V - Nestes termos, correta a decisão que reconsiderou a decisão agravada e, com fundamento no art. 255, § 4º, III, do RISTJ, deu provimento ao recurso especial para que o percentual fixado seja calculado sobre o proveito econômico e no patamar mínimo definido no §3º do art. 85 do CPC/2015.

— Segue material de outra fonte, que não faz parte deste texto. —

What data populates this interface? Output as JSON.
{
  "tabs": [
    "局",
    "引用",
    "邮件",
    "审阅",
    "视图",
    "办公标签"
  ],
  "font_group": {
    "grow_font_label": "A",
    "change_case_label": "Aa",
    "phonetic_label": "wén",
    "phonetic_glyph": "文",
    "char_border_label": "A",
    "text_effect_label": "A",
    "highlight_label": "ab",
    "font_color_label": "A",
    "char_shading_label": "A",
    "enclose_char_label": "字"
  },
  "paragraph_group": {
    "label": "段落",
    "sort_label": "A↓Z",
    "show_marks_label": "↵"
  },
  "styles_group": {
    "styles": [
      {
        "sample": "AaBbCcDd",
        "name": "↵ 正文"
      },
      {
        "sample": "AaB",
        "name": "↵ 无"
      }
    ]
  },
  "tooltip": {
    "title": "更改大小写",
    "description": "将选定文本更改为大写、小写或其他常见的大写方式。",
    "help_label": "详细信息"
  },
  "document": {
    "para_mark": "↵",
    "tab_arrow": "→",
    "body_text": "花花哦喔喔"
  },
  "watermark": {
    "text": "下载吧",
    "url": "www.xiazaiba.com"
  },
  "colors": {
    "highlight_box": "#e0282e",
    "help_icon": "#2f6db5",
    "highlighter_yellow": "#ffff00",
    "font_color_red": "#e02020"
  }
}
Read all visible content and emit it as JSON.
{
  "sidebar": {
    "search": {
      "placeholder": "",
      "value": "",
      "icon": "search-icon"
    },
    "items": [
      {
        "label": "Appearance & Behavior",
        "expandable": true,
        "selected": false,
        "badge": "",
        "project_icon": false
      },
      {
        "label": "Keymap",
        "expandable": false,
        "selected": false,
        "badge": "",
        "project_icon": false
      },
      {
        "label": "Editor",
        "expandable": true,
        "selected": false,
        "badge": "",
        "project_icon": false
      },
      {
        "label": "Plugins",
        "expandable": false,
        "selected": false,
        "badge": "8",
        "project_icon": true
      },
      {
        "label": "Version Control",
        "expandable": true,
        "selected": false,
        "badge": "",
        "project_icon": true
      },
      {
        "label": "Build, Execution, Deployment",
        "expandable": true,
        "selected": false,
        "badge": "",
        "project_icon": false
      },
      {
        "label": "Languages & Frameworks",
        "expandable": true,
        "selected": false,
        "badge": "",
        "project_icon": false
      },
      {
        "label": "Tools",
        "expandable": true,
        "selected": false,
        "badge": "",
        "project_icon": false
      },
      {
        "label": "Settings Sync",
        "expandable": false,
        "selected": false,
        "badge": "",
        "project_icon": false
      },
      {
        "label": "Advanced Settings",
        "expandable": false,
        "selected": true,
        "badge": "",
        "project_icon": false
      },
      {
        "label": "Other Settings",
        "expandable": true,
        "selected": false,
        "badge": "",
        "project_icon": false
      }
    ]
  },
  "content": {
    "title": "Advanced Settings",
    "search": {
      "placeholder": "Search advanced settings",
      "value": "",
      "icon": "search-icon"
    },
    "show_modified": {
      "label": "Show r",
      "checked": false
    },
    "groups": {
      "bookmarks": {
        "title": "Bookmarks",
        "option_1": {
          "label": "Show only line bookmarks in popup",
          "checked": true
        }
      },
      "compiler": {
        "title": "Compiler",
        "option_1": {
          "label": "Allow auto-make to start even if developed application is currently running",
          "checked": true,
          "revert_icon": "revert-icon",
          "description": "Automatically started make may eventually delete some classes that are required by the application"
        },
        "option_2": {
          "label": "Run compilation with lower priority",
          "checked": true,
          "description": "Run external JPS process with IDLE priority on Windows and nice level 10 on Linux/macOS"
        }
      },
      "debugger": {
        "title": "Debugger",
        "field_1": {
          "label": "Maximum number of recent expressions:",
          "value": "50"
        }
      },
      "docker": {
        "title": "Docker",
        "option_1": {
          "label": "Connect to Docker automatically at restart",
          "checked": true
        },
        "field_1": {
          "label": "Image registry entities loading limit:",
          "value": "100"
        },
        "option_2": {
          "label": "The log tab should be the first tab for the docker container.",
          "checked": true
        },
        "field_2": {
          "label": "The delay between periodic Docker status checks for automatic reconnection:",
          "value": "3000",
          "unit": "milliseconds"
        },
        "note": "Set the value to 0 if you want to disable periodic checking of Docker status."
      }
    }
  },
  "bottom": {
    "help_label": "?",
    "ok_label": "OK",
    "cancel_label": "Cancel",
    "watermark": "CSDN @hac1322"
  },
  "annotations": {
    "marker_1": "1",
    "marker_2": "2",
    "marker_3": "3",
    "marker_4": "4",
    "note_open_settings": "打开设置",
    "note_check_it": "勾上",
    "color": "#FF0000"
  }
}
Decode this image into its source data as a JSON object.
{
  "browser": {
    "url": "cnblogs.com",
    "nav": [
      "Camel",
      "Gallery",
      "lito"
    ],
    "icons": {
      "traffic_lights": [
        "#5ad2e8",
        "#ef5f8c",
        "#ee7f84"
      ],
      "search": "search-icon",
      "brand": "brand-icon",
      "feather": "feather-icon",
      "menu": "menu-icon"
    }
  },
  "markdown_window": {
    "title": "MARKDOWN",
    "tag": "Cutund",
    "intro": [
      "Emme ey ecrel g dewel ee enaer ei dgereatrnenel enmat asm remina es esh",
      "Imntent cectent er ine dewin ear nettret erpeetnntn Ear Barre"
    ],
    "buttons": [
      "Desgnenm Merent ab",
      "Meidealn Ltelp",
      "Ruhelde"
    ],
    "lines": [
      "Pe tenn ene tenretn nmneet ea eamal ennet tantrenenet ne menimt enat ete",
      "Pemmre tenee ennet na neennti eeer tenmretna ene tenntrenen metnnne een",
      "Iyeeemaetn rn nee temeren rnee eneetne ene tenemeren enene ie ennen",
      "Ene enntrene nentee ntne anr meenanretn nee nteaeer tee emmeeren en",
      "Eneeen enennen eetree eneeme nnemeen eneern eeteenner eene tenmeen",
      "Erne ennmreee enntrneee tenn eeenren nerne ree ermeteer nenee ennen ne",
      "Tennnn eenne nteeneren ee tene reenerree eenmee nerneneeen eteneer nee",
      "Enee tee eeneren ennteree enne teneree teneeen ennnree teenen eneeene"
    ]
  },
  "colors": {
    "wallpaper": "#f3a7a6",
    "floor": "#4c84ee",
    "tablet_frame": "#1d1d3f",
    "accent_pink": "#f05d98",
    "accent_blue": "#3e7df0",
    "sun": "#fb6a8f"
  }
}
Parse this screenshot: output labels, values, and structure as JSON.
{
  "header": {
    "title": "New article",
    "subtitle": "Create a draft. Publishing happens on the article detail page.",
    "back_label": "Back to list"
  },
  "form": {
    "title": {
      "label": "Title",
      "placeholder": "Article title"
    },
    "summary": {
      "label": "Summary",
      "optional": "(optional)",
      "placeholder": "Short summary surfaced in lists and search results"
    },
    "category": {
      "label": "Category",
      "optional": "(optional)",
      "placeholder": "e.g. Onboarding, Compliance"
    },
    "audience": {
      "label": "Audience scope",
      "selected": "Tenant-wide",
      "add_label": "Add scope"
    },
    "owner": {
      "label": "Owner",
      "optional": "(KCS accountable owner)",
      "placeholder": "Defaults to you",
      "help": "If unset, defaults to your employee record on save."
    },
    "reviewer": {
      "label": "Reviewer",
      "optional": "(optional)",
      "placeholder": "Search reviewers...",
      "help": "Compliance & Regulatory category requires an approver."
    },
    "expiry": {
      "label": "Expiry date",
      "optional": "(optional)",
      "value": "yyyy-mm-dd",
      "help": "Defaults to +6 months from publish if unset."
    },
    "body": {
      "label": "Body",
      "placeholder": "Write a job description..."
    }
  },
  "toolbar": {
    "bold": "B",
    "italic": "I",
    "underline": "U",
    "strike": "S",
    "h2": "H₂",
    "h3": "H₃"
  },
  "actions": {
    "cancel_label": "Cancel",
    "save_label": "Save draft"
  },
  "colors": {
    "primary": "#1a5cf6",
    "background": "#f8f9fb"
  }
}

VI - Agravo interno improvido.

(AgInt no AgInt nos EDcl no AREsp n. 1.513.648/SP, relator Ministro Francisco Falcão, Segunda Turma, julgado em 10/10/2022, DJe de 13/10/2022.)

 

AGRAVO INTERNO NO AGRAVO INTERNO NO AGRAVO INTERNO NOS EMBARGOS DE DECLARAÇÃO NO AGRAVO EM RECURSO ESPECIAL - EXECUÇÃO DE TÍTULO EXTRAJUDICIAL - DECISÃO MONOCRÁTICA QUE NEGOU PROVIMENTO AO RECLAMO. INSURGÊNCIA RECURSAL DA PARTE EXEQUENTE.

1. Segundo a tese firmada pela Corte Especial deste Superior Tribunal de justiça quanto ao alcance da norma prevista no art. 85, § 8º, do CPC/15, TEMA 1076, "i) A fixação dos honorários por apreciação equitativa não é permitida quando os valores da condenação, da causa ou o proveito econômico da demanda forem elevados. É obrigatória nesses casos a observância dos percentuais previstos nos §§ 2º ou 3º do artigo 85 do CPC - a depender da presença da Fazenda Pública na lide -, os quais serão subsequentemente calculados sobre o valor: (a) da condenação; ou (b) do proveito econômico obtido; ou (c) do valor atualizado da causa.

ii) apenas se admite arbitramento de honorários por equidade quando, havendo ou não condenação: (a) o proveito econômico obtido pelo vencedor for inestimável ou irrisório; ou (b) o valor da causa for muito baixo".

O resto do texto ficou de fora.